Em 1º de fevereiro de 1994, o Green Day comemorou o lançamento do terceiro disco da banda, Dookie, no clube Slim’s, em São Francisco (Estados Unidos). O vocalista Billie Joe Armstrong estava nervoso naquela noite, mas não tinha nada a ver com o fato de que Dookie era o primeiro álbum da banda em uma grande gravadora, a Reprise – era porque o Green Day iria tocar na mesma noite que o Dead Milkmen, uma banda de punk cômico famosa nos anos 1980 graças a sucessos que se tornaram cult, entre eles a música “Bitchin’ Camaro”. “Lembro que pensei: ‘Não quero tocar depois desses caras – eles têm músicas boas’”, conta Armstrong.

Na verdade, naquele momento, o Green Day – Armstrong, o baixista Mike Dirnt e o baterista Tré Cool, todos com 21 anos – tinha as melhores faixas: as 14 canções incendiárias de Dookie, incluindo a histeria em alta velocidade de “Basket Case” e os hinos do tédio “Burnout” e “Longview”.

A reação dos 500 espectadores no Slim’s foi imediata e um pouco assustadora, uma euforia desengonçada de moshs e rodas de pogo flagrada em um videoclipe para o single “Welcome to Paradise”, filmado naquela noite. “As pessoas estavam genuinamente explodindo de energia”, relembra Armstrong, agora com 42 anos, “como se quisessem fazer parte de algo que ninguém sabia o que era.
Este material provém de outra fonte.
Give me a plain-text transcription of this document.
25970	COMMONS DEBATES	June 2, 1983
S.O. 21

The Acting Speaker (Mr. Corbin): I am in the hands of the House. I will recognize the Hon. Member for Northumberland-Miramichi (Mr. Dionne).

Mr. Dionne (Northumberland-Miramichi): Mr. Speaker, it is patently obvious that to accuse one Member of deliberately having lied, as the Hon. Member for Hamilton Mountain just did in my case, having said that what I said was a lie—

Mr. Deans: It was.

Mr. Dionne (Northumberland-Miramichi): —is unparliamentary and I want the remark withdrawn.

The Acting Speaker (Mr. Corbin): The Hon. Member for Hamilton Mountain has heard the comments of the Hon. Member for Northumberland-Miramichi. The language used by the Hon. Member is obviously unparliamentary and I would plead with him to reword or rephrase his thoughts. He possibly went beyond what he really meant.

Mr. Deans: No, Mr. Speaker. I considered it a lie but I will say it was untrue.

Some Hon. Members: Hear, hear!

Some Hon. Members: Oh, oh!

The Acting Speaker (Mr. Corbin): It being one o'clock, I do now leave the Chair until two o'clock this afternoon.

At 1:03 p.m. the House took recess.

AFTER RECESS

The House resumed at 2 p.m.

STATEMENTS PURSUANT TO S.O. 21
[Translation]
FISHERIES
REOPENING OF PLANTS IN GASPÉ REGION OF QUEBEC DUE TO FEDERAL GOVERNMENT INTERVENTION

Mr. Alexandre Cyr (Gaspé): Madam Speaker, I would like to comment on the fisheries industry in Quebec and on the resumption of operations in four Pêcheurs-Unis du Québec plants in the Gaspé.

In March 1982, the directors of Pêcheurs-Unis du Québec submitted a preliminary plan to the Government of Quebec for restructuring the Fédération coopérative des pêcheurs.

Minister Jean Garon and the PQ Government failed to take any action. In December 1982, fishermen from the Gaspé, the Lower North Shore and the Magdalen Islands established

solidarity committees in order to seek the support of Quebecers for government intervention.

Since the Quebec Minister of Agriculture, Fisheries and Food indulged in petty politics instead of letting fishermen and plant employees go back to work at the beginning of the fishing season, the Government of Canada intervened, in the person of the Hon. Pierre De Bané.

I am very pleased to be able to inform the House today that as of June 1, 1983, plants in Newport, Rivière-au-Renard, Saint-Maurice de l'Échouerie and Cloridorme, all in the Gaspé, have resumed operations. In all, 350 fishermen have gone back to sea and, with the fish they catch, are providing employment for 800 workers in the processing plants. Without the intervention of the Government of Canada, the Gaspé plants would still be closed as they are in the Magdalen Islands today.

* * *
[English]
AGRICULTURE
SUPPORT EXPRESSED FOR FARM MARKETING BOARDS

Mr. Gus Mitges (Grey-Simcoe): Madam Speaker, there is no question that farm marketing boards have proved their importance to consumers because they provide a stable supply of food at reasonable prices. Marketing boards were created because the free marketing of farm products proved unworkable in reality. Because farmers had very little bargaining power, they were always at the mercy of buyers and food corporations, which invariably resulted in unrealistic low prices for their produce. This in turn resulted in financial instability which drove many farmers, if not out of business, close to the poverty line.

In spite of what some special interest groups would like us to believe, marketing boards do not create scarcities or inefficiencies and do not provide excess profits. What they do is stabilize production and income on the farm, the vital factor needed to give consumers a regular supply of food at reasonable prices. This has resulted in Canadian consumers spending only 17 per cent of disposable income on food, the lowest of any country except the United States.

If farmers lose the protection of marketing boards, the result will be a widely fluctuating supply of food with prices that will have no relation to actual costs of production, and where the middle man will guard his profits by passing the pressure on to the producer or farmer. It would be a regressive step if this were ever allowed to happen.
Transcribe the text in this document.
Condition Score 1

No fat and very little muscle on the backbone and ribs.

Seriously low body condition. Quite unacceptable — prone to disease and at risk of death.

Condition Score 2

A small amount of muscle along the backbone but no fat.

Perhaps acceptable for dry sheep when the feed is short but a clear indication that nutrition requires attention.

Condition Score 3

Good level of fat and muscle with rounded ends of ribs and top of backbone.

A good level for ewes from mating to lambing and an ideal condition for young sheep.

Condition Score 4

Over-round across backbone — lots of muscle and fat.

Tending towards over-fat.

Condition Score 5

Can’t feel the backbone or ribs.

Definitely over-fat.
Nem nós”.

Hoje, Dookie é um dos álbuns mais bem-sucedidos já lançados da banda, com mais de 10 milhões de cópias vendidas só nos Estados Unidos, e o Green Day é o maior nome do punk norte-americano. Os 11 discos de estúdio do grupo, incluindo a bombástica ópera-punk American Idiot (2004), venderam um total de 75 milhões de cópias no mundo inteiro.

“Não tínhamos ideia de que estávamos cimentando o caminho para o resto de nossas vidas”, alega Dirnt, de 41 anos. “Estávamos pegando as dicas de nossas bandas preferidas dos anos 1960, como The Who e Kinks – descubra sua próxima jogada, mantenha as músicas o mais vivas possível.”

Dookie pode ser a melhor história de sucesso inesperado do rock alternativo dos anos 1990. Rob Cavallo era um representante júnior do departamento de A&R (Artistas & Repertório) na Reprise, subsidiária da Warner Bros., quando contratou o Green Day e, depois, coproduziu o álbum com a banda no segundo trimestre de 1993. “Havia gente na Warner Bros. que dizia: ‘Por que você quer contratar uma banda punk? O punk nunca vendeu muito’”, conta Cavallo. “Aquela era a época do grunge, caracterizada por muita bateria, ritmo lento e muita reverberação” – enquanto Dookie era rápido, límpido e seco.

“Percebi que havia uns 100 mil moleques legais que gostavam de punk”, afirma o produtor, hoje chairman da Warner Bros. Ele errou por dois zeros à direita. “Fomos a primeira banda de pop punk a estourar.”

Em uma era definida pelo peso de Seattle e pela tristeza do Nirvana e do Alice in Chains, músicas como a lembrança adolescente de Armstrong em “Welcome to Paradise” e a alegremente vingativa “Having a Blast” combinavam o minimalismo do punk clássico, o barulho pop dos anos 1960 e introspecção impávida, forjados nos ideais deslocados do underground da região de East Bay, em São Francisco. Armstrong e Dirnt, amigos de infância que começaram a tocar juntos aos 12 anos, batizaram a banda de Green Day pelo apreço comum por passar dias sentados só fumando maconha. Na van que eles usavam para sair em turnê, “dookie” era um eufemismo para a diarreia causada pela comida ruim na estrada; quando questionado sobre o nome do álbum, Armstrong responde: “Era uma coisa de maconheiro”.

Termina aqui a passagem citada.